The false start of short selling in China’s equity markets, known as the A-share market, has the feeling of déjà vu all over again. In 2006, the market was abuzz with the opening of the China Financial Futures Exchange, which was established to be the first exchange for the listing and trading of index futures contracts, as well as other financial derivatives. The Futures Exchange would allow investors for the first time to hedge their long exposure as well as to speculate and profit from drops in the underlying indexes, upon which the futures contracts are based. It was widely believed, based on comments from the CSRC, that index futures would begin trading by the start of 2007. By late 2007, CSRC Chairman Shang Fulin stated that all systems and technical issues had been completed, but final “preparations” were still needed. The New Year came and went. Once again the market speculated that futures trading would begin following the 2008 Beijing Olympic Games with contracts to be based on the CSI 300, a market-cap weighted index representing the 300 largest companies in the A-share market. The next speculated launch date was the start of 2009. Today, the Futures Exchange’s own website states that “it won’t be long for the CSI 300 index futures...to be launched.” Many investors are wondering why index futures trading has not yet occurred.
Bond futures unsuccessful
China’s unsuccessful experiment with a bond futures market in the mid-1990s goes a long way to explain why index futures trading has been so slow in launching and why short selling is even further away from being a reality.

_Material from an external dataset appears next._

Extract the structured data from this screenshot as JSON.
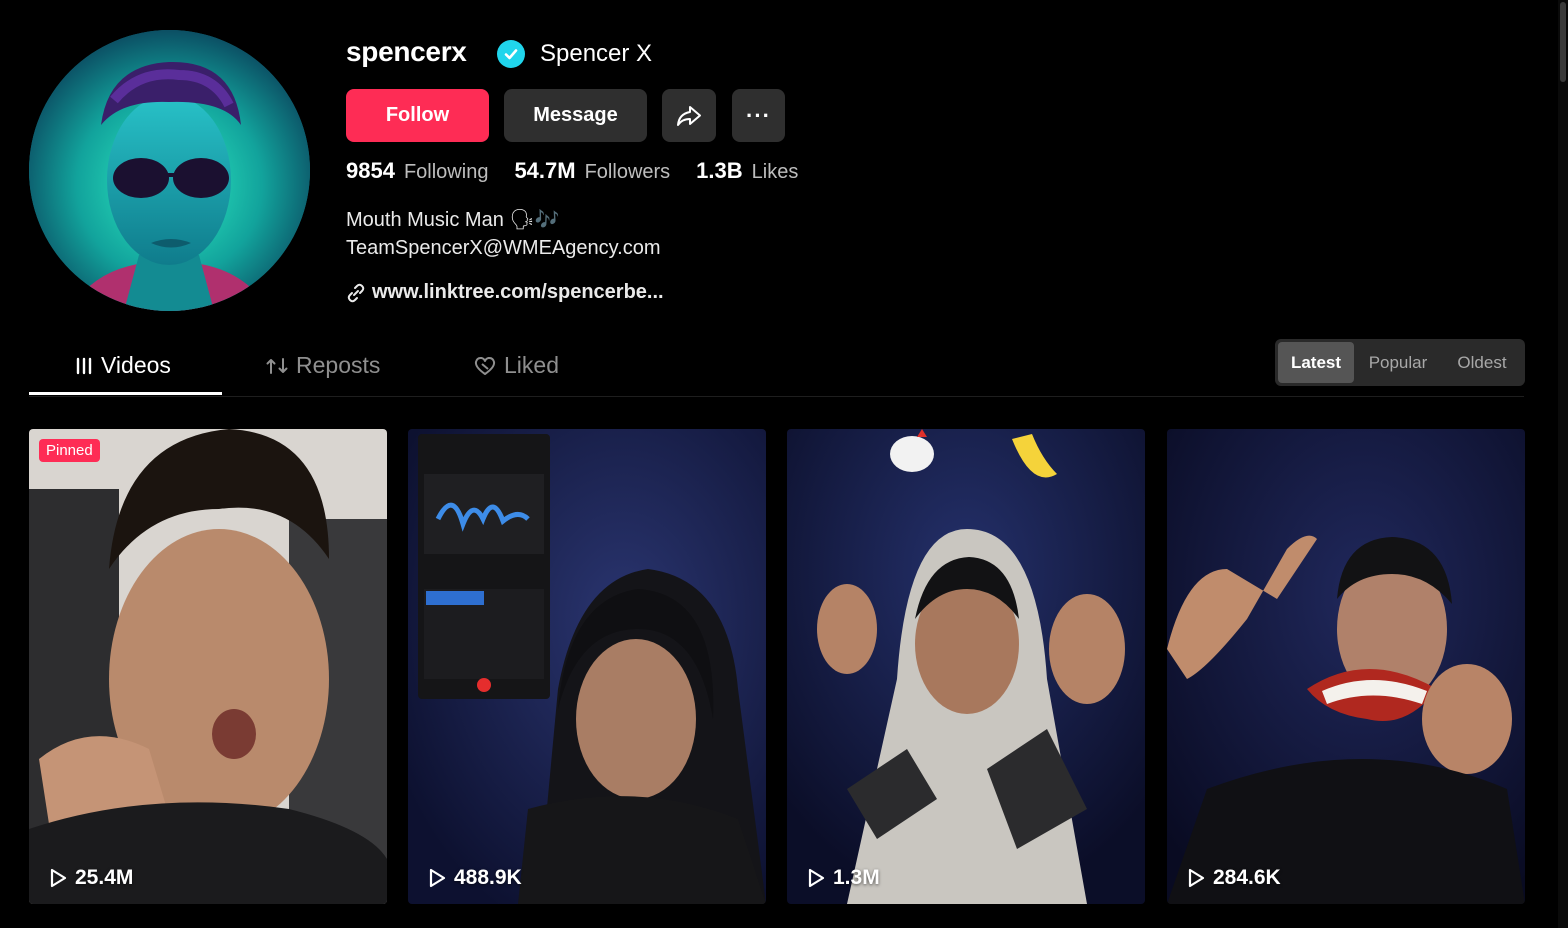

In late 1992, China launched a market in government bond futures. Due to insufficient institutional interest, the market was opened to the public in 1993. However, it was plagued by rampant price-manipulation and collusion, frenzied and chaotic speculation, and weak governance. In one example of the many problems, price manipulators who held long spot positions colluded before government bond futures matured by accumulating large positions in long futures without the intention to offset. This caused spot prices to rise sharply. Instead of creating a more transparent and stable market for government bonds, the bond futures contracts actually led to higher market volatility, causing painful disruptions in the spot market. As there were no securities laws, and a lax and ever-evolving regulatory environment, problems persisted and multiplied. After less than two years of operation, the market was closed down. The Chinese government certainly wants to avoid an embarrassing repeat of the bond futures market fiasco, this time under the spotlight of the global financial press.